Louis de Bernières’s novel Captain Corelli’s Mandolin was one of those successes of which publishers dream. It was a surprise bestseller that emerged from the ranks of the upper-middlebrow, a serious but entertaining book that enhanced the intellectual standing of anyone seen reading it while also improving the publisher’s bottom line. Perhaps the final seal on its standing was given in the movie Notting Hill: Hugh Grant, at last ensconced in happiness with Julia Roberts, is seen with the book lying next to him on a bench in the garden. (The two films, by the way, share a production company. You work it out.)
Captain Corelli’s Mandolin is also one of those books that becomes hard to read because it has been recommended to one by so many people. I kept trying and failing to read it for about five years. With the movie looming, however, I thought I’d better take a look at it, and very readable it turned out to be, though it is perhaps too long and wordy. For others, I admit, that may well translate into value for money. At any rate, for those who haven’t managed to get around to the novel, there is now the film of Captain Corelli’s Mandolin.

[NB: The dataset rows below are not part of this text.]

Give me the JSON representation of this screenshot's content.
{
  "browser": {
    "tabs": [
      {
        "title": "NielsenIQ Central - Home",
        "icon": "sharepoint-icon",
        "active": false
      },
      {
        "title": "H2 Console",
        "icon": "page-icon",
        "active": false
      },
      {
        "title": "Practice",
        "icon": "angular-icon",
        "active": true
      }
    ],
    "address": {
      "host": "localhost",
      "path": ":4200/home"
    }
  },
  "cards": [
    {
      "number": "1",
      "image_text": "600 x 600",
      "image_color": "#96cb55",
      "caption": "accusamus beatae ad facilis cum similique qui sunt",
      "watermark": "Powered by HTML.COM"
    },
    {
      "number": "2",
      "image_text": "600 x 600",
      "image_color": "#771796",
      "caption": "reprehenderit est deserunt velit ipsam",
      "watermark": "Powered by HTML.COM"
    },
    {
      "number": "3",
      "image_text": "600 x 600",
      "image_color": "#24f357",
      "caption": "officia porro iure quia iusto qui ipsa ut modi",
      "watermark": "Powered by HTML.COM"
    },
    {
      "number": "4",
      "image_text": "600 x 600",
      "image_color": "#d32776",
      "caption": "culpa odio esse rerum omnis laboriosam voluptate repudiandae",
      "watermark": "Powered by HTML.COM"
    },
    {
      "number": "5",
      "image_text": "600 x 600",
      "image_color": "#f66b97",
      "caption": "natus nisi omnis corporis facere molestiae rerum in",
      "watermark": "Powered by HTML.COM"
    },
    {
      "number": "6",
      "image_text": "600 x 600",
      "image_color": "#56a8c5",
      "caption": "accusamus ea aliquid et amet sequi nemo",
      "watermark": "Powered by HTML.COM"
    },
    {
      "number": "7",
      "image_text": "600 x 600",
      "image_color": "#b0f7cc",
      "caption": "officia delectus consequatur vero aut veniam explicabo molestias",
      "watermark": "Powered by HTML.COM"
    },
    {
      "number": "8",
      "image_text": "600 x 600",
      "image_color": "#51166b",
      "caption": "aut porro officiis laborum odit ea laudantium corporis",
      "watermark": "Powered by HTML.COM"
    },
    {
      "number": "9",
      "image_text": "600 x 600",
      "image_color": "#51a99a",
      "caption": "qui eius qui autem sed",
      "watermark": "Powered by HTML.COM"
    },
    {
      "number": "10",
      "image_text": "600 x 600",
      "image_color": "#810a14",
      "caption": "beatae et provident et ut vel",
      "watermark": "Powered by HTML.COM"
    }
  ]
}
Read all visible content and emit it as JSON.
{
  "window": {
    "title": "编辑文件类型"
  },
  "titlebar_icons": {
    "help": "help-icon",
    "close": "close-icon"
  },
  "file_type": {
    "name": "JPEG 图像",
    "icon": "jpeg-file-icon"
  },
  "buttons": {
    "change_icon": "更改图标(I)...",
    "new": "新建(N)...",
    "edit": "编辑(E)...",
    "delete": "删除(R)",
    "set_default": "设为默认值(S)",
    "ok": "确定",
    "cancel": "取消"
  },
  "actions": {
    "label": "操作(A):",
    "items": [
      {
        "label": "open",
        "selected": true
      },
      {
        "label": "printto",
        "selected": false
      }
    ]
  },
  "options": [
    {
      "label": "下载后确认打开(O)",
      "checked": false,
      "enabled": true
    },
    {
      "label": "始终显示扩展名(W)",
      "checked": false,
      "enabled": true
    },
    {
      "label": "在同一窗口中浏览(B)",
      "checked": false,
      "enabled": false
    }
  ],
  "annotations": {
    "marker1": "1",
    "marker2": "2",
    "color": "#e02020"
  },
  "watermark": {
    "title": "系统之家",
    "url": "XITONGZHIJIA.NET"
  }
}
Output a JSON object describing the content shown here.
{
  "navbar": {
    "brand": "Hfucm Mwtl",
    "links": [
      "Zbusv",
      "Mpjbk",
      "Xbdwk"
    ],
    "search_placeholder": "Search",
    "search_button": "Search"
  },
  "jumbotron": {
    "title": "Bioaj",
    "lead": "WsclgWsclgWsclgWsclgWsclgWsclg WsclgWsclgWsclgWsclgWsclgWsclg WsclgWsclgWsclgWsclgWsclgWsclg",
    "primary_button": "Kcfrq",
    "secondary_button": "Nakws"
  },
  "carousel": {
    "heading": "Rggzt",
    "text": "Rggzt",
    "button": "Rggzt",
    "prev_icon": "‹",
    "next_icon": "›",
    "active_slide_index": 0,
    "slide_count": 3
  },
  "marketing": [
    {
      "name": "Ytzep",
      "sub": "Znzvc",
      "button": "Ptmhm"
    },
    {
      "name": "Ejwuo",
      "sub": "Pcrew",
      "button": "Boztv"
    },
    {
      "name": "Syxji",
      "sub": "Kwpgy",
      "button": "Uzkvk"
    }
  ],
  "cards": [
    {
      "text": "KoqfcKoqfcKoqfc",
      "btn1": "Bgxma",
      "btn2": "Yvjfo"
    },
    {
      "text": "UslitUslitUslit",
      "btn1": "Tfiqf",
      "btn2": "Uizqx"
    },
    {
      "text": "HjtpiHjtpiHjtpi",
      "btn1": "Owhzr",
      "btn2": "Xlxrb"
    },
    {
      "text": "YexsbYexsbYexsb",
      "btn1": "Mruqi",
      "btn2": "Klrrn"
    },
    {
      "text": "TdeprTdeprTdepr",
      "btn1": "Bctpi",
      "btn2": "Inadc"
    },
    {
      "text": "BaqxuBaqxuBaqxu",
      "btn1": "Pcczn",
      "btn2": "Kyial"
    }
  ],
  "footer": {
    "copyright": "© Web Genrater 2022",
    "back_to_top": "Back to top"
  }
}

Those who have read the book, who will be in the majority, will of course be interested to see how it has been adapted by scriptwriter Shawn Slovo (of A World Apart fame) and director John Madden (of Shakespeare in Love fame). Inevitably, it has been much reduced, concentrating on the semi-illicit romance between a Greek woman and an Italian soldier-musician during the Italian occupation of the Greek island of Cephallonia in World War II. That is certainly the central thread of the novel, and it could have done with a bit of a trim anyway, but the circumambient material does enrich the romantic narrative. One can do without the internal or external monologues of Mussolini, for instance, but the movie does feel thinner than the book.
It is a pity to have lost the parallel narrative of Carlo, l’omosessuale (that’s moffie in South African), because it explains some of his behaviour — in the movie, his great act of generosity towards the end seems rather unmotivated and thus a tad sentimental in the schematic Hollywood way. The film doesn’t have the long time span of the book, so the evolution in a character such as Mandras, the Greek partisan, is lost; but that is, I suppose, forgivable. The German officer, Weber (an excellent David Morrissey), who is an interesting part of the book, is still there — he is an ambivalent Nazi, few of which one ever gets to see on film.
It is shame, though, to have lost some of the background, which read a bit awkwardly in the novel but was nonetheless interesting in the way it outlined what happened to Greece after the war, the internecine murderousness of the communists, and so on. It explained much, and gave the novel its tragic historical dimension. The novel is also able to depict the full horror and absurdity of war in a way that is rather glossed over in the film. And, naturally, the ending has been changed.
As a movie, though, Captain Corelli’s Mandolin has strengths and weaknesses of its own. A notable strength is John Hurt as Dr Iannis, the island’s local physician, and father of the lovely Pelagia (Penelope Cruz). Hurt has both the gravitas and the levity to play his part to perfection — and his is the only accent, among a plethora of strangely non-specific accents, that sounds decent. Cruz is also a strength, portraying a woman of inner steel as well as some winsomeness. She wants to follow in her father’s footsteps as a doctor, but in the meantime she has to deal with affairs of the heart: her betrothal to a local fisherman, Mandras (Christian Bale, looking most un-Greek), who will later join the partisans, leaving Pelagia to the attentions of one of the invaders, Captain Corelli.
And that brings us to the film’s greatest weakness: Nicolas Cage as Captain Corelli. In my view, he pretty much sinks what is otherwise a fairly watchable movie, and undoes the hard work of the script and the direction. To be fair, though, an actor of great skill would have been needed to make Corelli believable. In the novel, he is something of a caricature already, a cliché of the Italian lover, throwing himself at Pelagia’s feet and so forth. That bit is omitted from the film, but otherwise Corelli is very much there in his pertinent aspects: he is a flamboyant romantic, a mandolin player, out of place in war, in love with music, in love with love, given to grandiose gestures; an enemy, but a good man who can win over even a resistant Pelagia.
Corelli is meant to be a charmer, but Cage has no charm. He can’t even act charm. The best he can do with his doleful equine face is lift his eyebrows into a circumflex of either happiness or unhappiness, depending on the situation.